Alloantigen-induced cytotoxicity against syngeneic tumor cells: analysis at the clonal level

It has been shown that peritoneal exudate cells (PEC) from BALB/c mice immunized with minor histocompatibility antigens presented by DBA/2 or B10.D2 spleen cells are capable of lysing syngeneic YC8 tumor cells in a 4-hr 51Cr-release assay. In this study, we employed limiting dilution analysis to determine the frequency of CTL precursors (CTL-P) reactive against both the specific DBA/2 (or P815) target and the syngeneic tumor YC8. The mean frequency of anti-DBA/2 CTL-P in PEC from BALB/c mice immunized with DBA/2 was 1/302. Between one-third and one-fifth of limiting dilution microcultures that exhibited lytic activity against DBA/2 lymphoblasts (or P815) were also able to lyse YC8. No lysis of YC8 was observed in the absence of a parallel lysis on DBA/2 lymphoblasts or P815 target cells. T cell clones, derived by micromanipulation from microcultures selected for cytotoxic activity against YC8 and/or P815, maintained either the specific anti-allogeneic or the doubly reactive ( antiallogeneic plus anti-syngeneic tumor) phenotype.

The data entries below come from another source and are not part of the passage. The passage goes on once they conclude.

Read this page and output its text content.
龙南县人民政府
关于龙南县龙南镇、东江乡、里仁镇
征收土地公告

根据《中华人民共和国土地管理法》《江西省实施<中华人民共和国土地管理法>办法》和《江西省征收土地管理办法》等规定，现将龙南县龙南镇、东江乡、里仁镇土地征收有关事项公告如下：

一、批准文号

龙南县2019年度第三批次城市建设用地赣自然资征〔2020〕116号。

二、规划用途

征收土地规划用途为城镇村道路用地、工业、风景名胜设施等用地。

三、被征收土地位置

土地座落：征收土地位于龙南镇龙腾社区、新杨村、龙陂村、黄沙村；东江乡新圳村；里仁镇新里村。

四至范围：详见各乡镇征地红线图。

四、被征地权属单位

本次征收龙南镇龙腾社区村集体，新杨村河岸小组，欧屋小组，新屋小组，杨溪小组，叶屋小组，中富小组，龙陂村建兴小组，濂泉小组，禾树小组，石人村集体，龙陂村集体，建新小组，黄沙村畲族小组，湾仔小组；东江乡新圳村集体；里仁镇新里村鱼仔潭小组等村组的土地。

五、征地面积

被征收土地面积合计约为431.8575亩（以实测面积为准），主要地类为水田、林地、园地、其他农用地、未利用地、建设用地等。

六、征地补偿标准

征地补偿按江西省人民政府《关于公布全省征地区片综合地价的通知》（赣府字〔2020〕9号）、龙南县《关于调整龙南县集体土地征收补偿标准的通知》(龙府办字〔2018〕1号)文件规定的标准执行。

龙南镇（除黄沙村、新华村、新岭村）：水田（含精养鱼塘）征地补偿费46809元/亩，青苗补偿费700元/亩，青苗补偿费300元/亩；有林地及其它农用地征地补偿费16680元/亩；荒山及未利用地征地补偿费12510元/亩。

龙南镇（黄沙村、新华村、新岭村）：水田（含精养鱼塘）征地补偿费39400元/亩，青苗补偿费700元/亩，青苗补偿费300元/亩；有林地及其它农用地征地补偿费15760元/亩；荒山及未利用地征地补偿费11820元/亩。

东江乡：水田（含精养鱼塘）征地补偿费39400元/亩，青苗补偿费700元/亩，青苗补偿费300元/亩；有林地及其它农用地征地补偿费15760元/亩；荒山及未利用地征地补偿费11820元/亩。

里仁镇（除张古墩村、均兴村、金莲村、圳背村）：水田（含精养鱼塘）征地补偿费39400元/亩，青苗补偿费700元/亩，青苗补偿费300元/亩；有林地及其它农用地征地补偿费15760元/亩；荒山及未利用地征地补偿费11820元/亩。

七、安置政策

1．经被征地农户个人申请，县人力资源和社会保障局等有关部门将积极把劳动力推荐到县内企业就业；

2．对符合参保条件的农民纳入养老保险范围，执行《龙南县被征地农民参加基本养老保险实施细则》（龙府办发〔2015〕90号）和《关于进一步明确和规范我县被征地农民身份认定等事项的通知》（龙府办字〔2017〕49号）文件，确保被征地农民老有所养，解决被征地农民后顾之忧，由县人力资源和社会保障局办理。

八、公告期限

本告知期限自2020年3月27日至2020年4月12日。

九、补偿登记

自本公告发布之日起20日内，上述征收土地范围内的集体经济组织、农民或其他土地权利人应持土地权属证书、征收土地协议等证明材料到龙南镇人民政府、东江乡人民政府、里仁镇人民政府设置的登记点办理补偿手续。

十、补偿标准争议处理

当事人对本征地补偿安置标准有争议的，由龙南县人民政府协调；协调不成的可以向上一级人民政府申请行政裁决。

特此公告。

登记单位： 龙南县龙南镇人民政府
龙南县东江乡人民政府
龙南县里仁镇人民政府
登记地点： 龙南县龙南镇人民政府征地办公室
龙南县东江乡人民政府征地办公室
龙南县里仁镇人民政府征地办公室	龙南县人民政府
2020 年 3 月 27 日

Fourteen clones (six specific and eight doubly reactive) were tested for cytotoxic activity on a panel of target cells with different haplotypes. All showed H-2-restricted specificity for minor histocompatibility antigens shared by DBA/2 and B10.D2. The restriction element for some of the clones mapped in the K region of the H-2 complex, whereas for other clones the restriction element mapped in the D region; both K- and D-restricted clones were able to lyse YC8. When the clones that exhibited lysis on YC8 were tested on two other BALB/c tumor targets, LSTRA, a Moloney virus induced lymphoma, and RL male-1, a radiation induced lymphoma, two of seven were found to lyse all three syngeneic tumor targets equally well, but not syngeneic BALB/c blasts. These clones were functionally categorized as conventional CTL because they were unable to proliferate when cultured with antigen in the absence of exogenous lymphokines, and were unable to produce lymphokine with IL 2 activity when stimulated by the appropriate splenocytes. When tested in vivo in a Winn assay, a strong anti-tumor activity against YC8 was exerted by the anti-DBA/2 clones DY4 -3 and DY16 -3. These clones lysed both YC8 and the immunizing target cells in vitro. No in vivo effect in neutralizing YC8 tumor growth was observed with clone D2-1, a clone that lysed DBA/2 targets but not YC8 in vitro.